Jarrett Stepman, a writer for the Daily Signal who attended the Socialism 2019 conference, sponsored by Jacobin and Democratic Socialists of America, captured the mood of identity socialism nicely.

He went expecting to hear mostly about topics like minimum wage, student debt and the Green New Deal.

Instead he found, somewhat to his puzzlement, that “transgenderism, gender nonconformity and abolishing traditional family structures were huge issues.”

Typical of the speakers was Corrie Westing, a self-described “queer socialist feminist activist” based in Chicago who works as a “home birth midwife.”

Westing insisted that the traditional family is an instrument of capitalist oppression, and the transgender movement is critical to achieving “reproductive justice.”

Economics, she said, is based on “heteronormativity,” and pregnancy is a tool of oppression to remove women from the workforce, thus reinforcing a “gender binary.”

The solution, she said, was to reorganize society around what she termed “queer social reproduction.”

The traditional family would have to go.

No more parents having and raising their own children. Rather, women and men would seek out one or more partners, of whatever gender, with whom to raise children, and then they might seek out a third party to carry the child.

The third party, after giving birth, might or might not be involved in raising the child.

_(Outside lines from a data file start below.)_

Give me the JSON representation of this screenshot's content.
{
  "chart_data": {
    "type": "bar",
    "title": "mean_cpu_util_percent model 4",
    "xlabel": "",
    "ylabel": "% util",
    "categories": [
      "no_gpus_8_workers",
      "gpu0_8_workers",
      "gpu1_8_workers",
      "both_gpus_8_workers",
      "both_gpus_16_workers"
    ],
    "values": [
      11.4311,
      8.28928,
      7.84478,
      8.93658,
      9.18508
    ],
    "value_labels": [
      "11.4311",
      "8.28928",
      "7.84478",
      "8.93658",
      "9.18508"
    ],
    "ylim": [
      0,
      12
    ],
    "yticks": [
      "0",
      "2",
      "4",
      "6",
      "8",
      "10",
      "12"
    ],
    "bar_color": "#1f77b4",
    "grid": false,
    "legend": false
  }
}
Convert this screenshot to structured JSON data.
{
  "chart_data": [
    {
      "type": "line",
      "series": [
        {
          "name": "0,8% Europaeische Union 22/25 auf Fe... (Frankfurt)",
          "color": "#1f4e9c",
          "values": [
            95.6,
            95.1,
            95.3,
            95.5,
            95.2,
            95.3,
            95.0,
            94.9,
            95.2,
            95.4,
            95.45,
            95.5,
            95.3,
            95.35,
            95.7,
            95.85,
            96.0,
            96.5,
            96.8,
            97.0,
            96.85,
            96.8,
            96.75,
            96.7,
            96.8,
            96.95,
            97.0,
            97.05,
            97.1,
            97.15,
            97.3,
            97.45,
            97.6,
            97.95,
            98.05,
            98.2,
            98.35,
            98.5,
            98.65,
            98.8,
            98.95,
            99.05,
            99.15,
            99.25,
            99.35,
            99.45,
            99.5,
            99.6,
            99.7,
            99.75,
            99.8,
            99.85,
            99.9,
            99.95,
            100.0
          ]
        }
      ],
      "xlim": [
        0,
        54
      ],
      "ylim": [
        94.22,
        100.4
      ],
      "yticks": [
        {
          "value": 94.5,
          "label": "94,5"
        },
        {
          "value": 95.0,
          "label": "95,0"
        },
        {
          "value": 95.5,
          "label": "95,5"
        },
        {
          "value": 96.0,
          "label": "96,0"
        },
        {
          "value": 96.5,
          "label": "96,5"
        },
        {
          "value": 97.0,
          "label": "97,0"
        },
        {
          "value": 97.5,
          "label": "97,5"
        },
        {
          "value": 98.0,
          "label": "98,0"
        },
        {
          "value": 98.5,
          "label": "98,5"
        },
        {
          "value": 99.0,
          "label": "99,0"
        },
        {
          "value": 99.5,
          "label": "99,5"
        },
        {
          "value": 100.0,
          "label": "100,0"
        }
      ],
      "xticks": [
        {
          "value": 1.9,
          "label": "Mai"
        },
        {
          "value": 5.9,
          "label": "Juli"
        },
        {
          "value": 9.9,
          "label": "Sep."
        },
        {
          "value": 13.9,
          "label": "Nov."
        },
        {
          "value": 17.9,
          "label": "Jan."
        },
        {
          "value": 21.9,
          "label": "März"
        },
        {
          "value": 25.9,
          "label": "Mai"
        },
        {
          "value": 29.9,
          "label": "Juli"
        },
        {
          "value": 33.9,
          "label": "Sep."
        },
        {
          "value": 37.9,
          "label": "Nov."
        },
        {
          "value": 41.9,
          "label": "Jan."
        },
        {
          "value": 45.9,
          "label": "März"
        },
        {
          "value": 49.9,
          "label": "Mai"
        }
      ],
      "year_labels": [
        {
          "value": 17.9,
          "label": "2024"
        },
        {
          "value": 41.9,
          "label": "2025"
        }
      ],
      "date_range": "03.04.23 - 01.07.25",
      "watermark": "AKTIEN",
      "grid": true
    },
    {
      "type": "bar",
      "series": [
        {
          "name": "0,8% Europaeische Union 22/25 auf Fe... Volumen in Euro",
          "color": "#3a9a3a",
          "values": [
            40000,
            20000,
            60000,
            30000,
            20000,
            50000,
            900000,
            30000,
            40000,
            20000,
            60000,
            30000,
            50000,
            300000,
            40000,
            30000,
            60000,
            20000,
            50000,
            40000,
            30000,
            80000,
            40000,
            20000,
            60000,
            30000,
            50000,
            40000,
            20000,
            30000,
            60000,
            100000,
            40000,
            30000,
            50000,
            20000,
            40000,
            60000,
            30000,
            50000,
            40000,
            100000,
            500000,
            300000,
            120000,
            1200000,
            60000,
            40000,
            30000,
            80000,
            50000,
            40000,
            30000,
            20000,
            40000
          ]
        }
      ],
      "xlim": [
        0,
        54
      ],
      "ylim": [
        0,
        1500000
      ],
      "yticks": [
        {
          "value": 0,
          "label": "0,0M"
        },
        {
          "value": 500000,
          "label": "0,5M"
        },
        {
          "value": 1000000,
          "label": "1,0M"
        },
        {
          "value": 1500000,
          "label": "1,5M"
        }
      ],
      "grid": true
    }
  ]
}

Drawing on a term coined by the feminist writer Sophie Lewis, Westing called this “open-sourced, fully collaborative gestation.” …


For Marx, to attempt to repudiate or to “correct for” these inevitabilities is to misunderstand the inexorable development of human history.

Bernie Sanders seems to be the only leading Democrat still holding to this tradition. He indignantly rejects the idea that because he is a white male he should step aside and make room for women and minority candidates.

“We’ve got to look at candidates,” he told Vermont Public Radio, “not by the color of their skin, not by their sexual orientation or their gender and not by their age.” Rather, people should be judged “based on their abilities, based on what they stand for.”

Whoa! This is now heretical talk in the Democratic Party. Bernie, moreover, is skeptical of illegal immigration because he believes, as Marx would, that it is a tool of employers to drive down the wages of native workers.

While identity socialists have put Bernie on the defensive for these positions and forced him to retreat in his antipathy to illegal immigration, he has not fully backed down.

In this respect, however, Sanders is not the mainstream—not even among card-carrying socialists.

American socialism is now imbued with issues of “intersectionality,” a term that refers to the crosscurrents of race, gender, sexual orientation and class.

What Marx considered a divisive ploy is now the avowed strategy of progressives and Democrats: to turn black and brown against white, female against male, gay and lesbian and transgender people against “heteronormativity.”
Source: United States of Socialism: Who's Behind It. Why It's Evil. How to Stop It. by Dinesh D'Souza


My great-uncle also wrote about Karl Marx as one of 7 men who rule the world from the grave.